Digitizing Suzette: Exploring Girls’ Education in Belle Epoque France

For the past few years, John Westbrook has been working with Diane Jakacki and a team of student researchers (Annie Girton, Sarah Haber, and Rebecca Heintzelman) to digitize a best-selling reader, titled Suzette, used for girls’ education in belle-époque France. This textbook provides a rich source for understanding how tension between the intellectually egalitarian goals and socially conservative mores of the educational reformers of the Third Republic were translated into pedagogical practices in girls’ classrooms. Working from the teacher’s edition, The Suzette Project team has refined a coding schema that reflects how the national curriculum was transformed into a narrative that follows the intellectual, social, and moral growth of the young eponymous heroine. The final goal of The Suzette Project will be an online, bilingual, annotated version of the textbook accompanied by an evolving set of interpretive texts. This session, which took place on April 29, 2021, provides a brief overview of the project and its goals, followed by roundtable discussion with the Bucknell students about their experiences with the project.

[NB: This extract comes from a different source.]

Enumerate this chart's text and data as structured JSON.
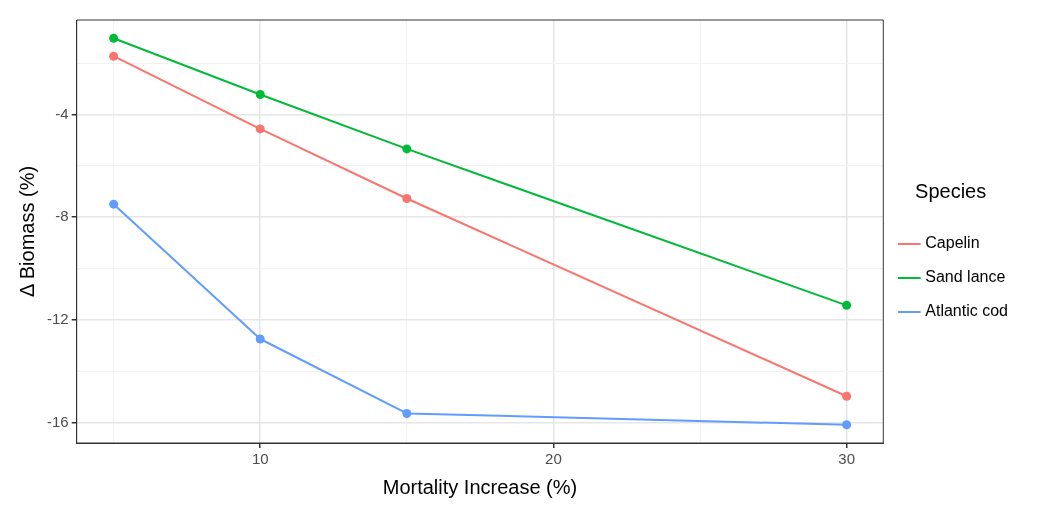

Making & Collaborating: Student-Led Digital Humanities Projects at the Griot Institute

Each year the Griot Institute works closely with several undergraduate and one or two graduate students to build on past research projects and pursue new research endeavors. Learn from current Griot students as they present their projects. These projects include: the Bucknell Civil Rights Project, the Griot Institute Monthly Newsletter, the African Matrilineal Societies & African Girlhoods Projects, the Bucknell Black History Timeline, and the Antigua Sugar Mills Project. This event took place on Friday, April 9, 2021.


The Florentine Codex Project: A Decolonial Approach to Digital Editing

On Thursday, March 18, 2021, Dr. Obed Lira presented his ongoing Digital Humanities project, The Florentine Codex Project, which is a collaboration between researchers from Bucknell University and the Poetic Media Lab at Stanford University. The project is mainly focused on the creation of a digital edition of the monumental sixteenth-century work entitled Historia general de las cosas de Nueva España (General History of the Things of New Spain), also known as the Florentine Codex. This encyclopedic work—compiled over many years by a Franciscan friar and his native collaborators—sought to capture the language and culture of the indigenous Nahua peoples with the ultimate end of enhancing evangelization efforts. Dr. Lira’s talk introduced this important source and discussed some of the ways in which this digital project challenges current research paradigms around colonial documents of this kind, offering instead a decolonial approach to digital editing, and thus a decolonial approach to reading an ever-growing digital archive of colonial documents.


Mapping with the Humanities: Spatial Humanities, Cultural-Historical Understandings of Place, and the Dangers of Presentism

“Mapping with the Humanities: Spatial Humanities, Cultural-Historical Understandings of Place, and the Dangers of Presentism” took place on Monday, October 05, 2020, led by Dr. Diane Jakacki, Digital Scholarship Coordinator. This event entailed a presentation and discussion on how do digital humanists balance the need to analyze the complexities of place in cultural-historical contexts with the positivistic tools offered in geospatial data-driven mapping environments? In the talk Dr. Jakacki presented, a Mellon-funded DH research project, REED London, that aimed to analyze documentary evidence about London, its inhabitants, and the relationship of performance to the City’s developing identity from the Middle Ages through the Restoration.


Building Digital Ethics: Foregrounding Privacy and Ethics in Digital Humanities Projects

“Building Digital Ethics” took place on Sept. 14, 2020. Led by Christian Howard-Sukhil and Todd Suomela, this event entailed a presentation and discussion about navigating legal questions around privacy and its attendant ethical considerations in relation to Digital Humanities (DH) projects. “Building Digital Ethics” was part of the Fall 2020 HumLab Bytes event series.


Critical Playing Workshop

On February 25, 2020, Professor Ghislaine McDayter from the Department of English led a workshop on “Critical Playing,” which included a discussion of how computer games can assist in the development of scholarship and learning. To learn more about the event, check out this blog post by Lielt Endashaw!

The Critical Playing Workshop was part of the ongoing event series called “HumLab Bytes.” HumLab Bytes events are designed to promote discussion and exploration of a given technology in relation to humanistic inquiry. These events are open to all faculty, staff, and students at Bucknell, as well as individuals in the surrounding communities.


Digital Humanities Showcase & Mixer

The inaugural Digital Humanities (DH) Showcase and Mixer event was hosted on January 30, 2020 in the Bucknell Humanities Center. Twenty-one faculty, staff, and students from multiple departments and groups across campus presented their ongoing DH work, and there were representatives from Classics and Ancient Mediterranean Studies, Comparative and Digital Humanities, Digital Pedagogy and Scholarship, English, History, the Humanities Center, Library and Information Technology, the Place Studies Program, and Spanish. The event was well attended by individuals from all three colleges as well as various administrative groups on campus, including the Office of Sponsored Projects and the Provost’s Office.